Nevertheless, business owners who are eager to reopen also are anxious about the trend lines. The county health department reported an increase in cases after Mother’s Day. Health Commissioner Dr. Michael Mendoza expressed concern that the same thing could happen after Memorial Day if people did not practice physical distancing and wear masks.
Clarissa Davis owns DaVine Hair Designs and her husband, Ronnie Davis, owns Visions Barbershop. With the family income dependent on the barber and style trade, they regularly check on the number of cases in the county.
“If people don’t act right, we can’t go back to work,” Davis said. “Practice your social distancing. Make sure you’re wearing your mask. Make sure you’re washing your hands. If you’re sick, stay away from people. … Everyone has to be on board with it.”
Lightfoot, president of the United Professional Barbers and Cosmetologists Association, said he commended Gov. Andrew Cuomo for not allowing barbers and stylists to open in the first phase. He said it’s impossible to keep a physical distance when cutting hair or doing nails. His organization has spent the past weeks getting information to members.

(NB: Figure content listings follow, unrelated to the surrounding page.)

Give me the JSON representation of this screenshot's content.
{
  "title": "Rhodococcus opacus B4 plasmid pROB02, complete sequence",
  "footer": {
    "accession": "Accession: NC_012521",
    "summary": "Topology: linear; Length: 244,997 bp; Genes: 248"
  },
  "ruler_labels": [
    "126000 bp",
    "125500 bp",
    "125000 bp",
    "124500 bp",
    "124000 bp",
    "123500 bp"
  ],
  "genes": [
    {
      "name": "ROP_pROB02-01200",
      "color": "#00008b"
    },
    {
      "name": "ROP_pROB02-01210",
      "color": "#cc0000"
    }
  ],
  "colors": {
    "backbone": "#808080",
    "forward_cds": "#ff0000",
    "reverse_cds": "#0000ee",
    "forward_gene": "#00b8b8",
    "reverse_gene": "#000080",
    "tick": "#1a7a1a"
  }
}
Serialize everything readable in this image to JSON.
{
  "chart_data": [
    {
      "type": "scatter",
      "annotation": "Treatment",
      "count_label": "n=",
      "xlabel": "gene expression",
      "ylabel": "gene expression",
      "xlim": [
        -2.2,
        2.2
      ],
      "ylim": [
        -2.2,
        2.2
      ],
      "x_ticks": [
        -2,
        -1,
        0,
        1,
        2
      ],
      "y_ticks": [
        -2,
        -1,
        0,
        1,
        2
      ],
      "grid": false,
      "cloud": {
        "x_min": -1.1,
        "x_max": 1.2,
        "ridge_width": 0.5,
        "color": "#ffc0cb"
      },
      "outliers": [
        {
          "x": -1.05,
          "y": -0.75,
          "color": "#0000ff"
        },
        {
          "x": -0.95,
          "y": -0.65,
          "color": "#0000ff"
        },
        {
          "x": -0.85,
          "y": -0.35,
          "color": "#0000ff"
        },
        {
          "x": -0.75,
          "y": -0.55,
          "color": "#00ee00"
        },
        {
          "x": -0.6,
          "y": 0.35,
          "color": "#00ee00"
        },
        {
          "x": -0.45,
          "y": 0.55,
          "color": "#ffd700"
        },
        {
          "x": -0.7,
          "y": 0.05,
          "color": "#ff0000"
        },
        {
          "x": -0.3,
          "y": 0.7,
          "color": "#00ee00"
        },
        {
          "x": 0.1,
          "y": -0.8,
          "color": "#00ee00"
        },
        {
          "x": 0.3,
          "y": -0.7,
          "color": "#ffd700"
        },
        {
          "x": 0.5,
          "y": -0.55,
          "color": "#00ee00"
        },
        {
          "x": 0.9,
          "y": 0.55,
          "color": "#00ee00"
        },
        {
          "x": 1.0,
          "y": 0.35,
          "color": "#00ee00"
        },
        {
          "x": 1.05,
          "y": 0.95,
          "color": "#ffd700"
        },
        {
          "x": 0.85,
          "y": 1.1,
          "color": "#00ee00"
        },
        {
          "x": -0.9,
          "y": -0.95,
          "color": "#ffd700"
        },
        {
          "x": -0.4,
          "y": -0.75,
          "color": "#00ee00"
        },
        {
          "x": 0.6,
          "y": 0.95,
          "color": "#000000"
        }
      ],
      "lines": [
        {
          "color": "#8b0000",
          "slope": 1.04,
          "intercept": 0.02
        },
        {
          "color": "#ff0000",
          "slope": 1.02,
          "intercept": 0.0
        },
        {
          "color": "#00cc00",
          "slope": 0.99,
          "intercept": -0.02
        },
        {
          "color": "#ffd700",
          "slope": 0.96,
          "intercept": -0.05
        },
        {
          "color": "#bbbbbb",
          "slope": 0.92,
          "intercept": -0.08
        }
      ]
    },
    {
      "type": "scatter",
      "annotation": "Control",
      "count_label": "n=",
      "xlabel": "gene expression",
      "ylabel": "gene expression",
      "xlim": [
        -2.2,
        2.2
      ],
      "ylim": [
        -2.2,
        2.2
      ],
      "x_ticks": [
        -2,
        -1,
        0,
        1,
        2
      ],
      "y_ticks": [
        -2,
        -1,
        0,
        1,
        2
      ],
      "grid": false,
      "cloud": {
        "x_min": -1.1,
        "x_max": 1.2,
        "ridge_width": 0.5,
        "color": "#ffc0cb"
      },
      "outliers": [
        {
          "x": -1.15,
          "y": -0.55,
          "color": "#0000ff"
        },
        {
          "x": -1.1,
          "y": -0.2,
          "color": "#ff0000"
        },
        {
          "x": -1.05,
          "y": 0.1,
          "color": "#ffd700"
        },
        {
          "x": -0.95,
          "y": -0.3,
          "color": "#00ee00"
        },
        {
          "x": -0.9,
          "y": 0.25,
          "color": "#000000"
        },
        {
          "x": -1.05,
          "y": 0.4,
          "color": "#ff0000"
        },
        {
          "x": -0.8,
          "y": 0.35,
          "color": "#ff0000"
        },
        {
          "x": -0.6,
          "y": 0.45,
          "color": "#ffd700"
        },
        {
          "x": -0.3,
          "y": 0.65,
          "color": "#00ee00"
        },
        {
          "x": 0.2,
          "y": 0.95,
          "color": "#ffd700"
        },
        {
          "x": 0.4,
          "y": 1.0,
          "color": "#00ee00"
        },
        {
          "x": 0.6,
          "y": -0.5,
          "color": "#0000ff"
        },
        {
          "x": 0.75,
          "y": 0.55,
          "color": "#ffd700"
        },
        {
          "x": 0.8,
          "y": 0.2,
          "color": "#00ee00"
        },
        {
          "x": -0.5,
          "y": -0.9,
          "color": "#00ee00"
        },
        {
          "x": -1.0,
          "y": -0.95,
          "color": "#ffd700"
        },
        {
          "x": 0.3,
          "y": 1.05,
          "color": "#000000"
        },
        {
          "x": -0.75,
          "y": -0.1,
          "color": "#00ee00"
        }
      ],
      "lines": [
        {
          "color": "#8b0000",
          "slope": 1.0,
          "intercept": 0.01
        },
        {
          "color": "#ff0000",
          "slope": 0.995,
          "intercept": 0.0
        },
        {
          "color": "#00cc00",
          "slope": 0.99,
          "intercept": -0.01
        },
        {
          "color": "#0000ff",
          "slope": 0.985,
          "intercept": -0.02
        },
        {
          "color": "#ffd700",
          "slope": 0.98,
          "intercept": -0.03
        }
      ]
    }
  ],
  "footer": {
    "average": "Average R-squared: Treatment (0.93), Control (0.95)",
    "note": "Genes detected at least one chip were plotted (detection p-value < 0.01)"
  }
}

He has held webinars with city and county leaders on how shops can reopen safely.
“The mayor and the county executive told us to start putting plans together now so it’s not a free for all when it’s time to open up,” he said.
Lightfoot said even if that plan doesn’t have to be submitted to government leaders for approval, it will have to pass muster with clientele. “Customers are going to be very leery about where they go now. They see that you haven’t changed anything, they’re probably not going to want to do business there.”
Nelson Baldwin, who owns a barber shop and is leader of the Jefferson Avenue Business Association, said the group is spreading the word about how to get protective equipment and also apply for grants for small businesses.
Charlotte Burch, president of the Thurston/Brooks Merchants Association, said having to close her small retail business has been a strain. But she wants to make sure she is stocked with hand sanitizer and other safety and cleaning supplies when she is able to reopen.
That date, though, depends on where the community is with the spread of COVID-19.
“It depends on us,” she said. “… People don’t stop on a dime. You know how small a dime is. People are in go mode. … This depends on slowing people down.”